Un défi politique persistant
Petro, fidèle à son programme de rupture, considère que les réformes sociales – celles qui, selon lui, ont été systématiquement reléguées aux oubliettes par les instances législatives – ne peuvent plus être contraintes par les artifices parlementaires. Il souhaite, ainsi, les intégrer directement au cœur de la Constitution de 1991. Une démarche audacieuse, voire provocatrice, qui interroge sur l’avenir de la démocratie colombienne.

La lutte contre la corruption, priorité absolue
Mais l’objectif principal de cette assemblée constitutionnelle est sans conteste la mise en place d’un chapitre dédié à la lutte anticorruption. Petro y voit une nécessité impérieuse, une « maladie » à éradiquer définitivement. Il souligne que, malgré les avancées récentes dans les domaines du travail, de la santé et des retraites, le gouvernement a été confronté à des blocages constants de la part des députés, qui ont même tenté d’étouffer sa réforme fiscale. Cette opposition, loin d'être passagère, témoigne d’une polarisation politique profonde.

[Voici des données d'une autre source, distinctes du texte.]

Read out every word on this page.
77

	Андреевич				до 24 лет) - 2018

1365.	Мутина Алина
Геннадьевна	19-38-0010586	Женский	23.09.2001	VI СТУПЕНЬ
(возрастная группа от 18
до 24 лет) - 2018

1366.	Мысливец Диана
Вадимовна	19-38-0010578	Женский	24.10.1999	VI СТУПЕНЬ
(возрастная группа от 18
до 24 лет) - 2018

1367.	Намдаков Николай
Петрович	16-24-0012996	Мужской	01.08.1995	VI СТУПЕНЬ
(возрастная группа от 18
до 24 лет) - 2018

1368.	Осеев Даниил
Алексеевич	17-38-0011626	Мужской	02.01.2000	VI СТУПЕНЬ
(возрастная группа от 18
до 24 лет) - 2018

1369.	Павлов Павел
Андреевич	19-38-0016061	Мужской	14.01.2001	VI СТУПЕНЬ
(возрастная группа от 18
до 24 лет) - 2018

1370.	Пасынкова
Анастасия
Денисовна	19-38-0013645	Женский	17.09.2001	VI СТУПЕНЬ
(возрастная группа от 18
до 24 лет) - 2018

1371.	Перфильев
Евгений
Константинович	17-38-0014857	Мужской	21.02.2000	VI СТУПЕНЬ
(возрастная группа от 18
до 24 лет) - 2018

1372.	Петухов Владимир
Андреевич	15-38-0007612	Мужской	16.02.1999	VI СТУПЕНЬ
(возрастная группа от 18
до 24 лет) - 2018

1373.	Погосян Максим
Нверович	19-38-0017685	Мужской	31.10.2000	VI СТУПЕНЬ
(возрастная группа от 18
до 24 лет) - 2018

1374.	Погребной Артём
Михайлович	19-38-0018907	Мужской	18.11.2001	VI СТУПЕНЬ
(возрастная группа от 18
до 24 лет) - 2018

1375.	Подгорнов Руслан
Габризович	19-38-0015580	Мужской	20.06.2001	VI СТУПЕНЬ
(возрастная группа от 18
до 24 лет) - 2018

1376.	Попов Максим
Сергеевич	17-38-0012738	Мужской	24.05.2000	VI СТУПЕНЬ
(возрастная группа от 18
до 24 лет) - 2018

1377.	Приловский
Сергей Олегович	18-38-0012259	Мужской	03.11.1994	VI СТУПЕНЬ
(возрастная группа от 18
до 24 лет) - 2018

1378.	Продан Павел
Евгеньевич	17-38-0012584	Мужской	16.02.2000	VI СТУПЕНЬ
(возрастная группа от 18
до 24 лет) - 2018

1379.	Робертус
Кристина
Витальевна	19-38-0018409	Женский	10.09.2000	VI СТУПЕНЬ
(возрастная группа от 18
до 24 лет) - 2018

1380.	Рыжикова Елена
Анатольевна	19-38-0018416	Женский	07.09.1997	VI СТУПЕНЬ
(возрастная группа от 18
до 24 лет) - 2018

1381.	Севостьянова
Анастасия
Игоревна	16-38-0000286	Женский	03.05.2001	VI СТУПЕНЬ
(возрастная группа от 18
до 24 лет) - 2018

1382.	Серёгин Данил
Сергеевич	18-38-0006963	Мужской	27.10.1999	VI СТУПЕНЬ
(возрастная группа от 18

Au-delà des accords parlementaires
L’initiative du président Petro, prononcée dans un contexte géographique symbolique – la Guajira, le département le plus septentrional du pays – est une déclaration de guerre aux compromis du passé. Il insiste sur le fait que le but n’est pas de « changer la Constitution de 1991 », qu’il juge « en principe démocratique et favorable à une Colombie meilleure », mais bien d’ajouter « deux chapitres majeurs » à son texte fondamental. Une nuance importante pour tempérer les critiques et souligner la volonté de profondeur de cette réforme.
Un impératif de légitimité
L'objectif ultime de Petro est de conférer une légitimité institutionnelle renforcée à ces réformes sociales, souvent perçues comme des mesures radicales. Il est clair que le président colombien entend redéfinir les contours de la démocratie colombienne, en sortant des logiques de marchandage et en plaçant les impératifs sociaux et moraux au cœur du débat constitutionnel. L'issue de cette assemblée constituera, sans aucun doute, un jalon décisif pour l'avenir du pays. Il faudra observer avec attention les prochaines étapes de ce processus, dont l'impact pourrait être considérable.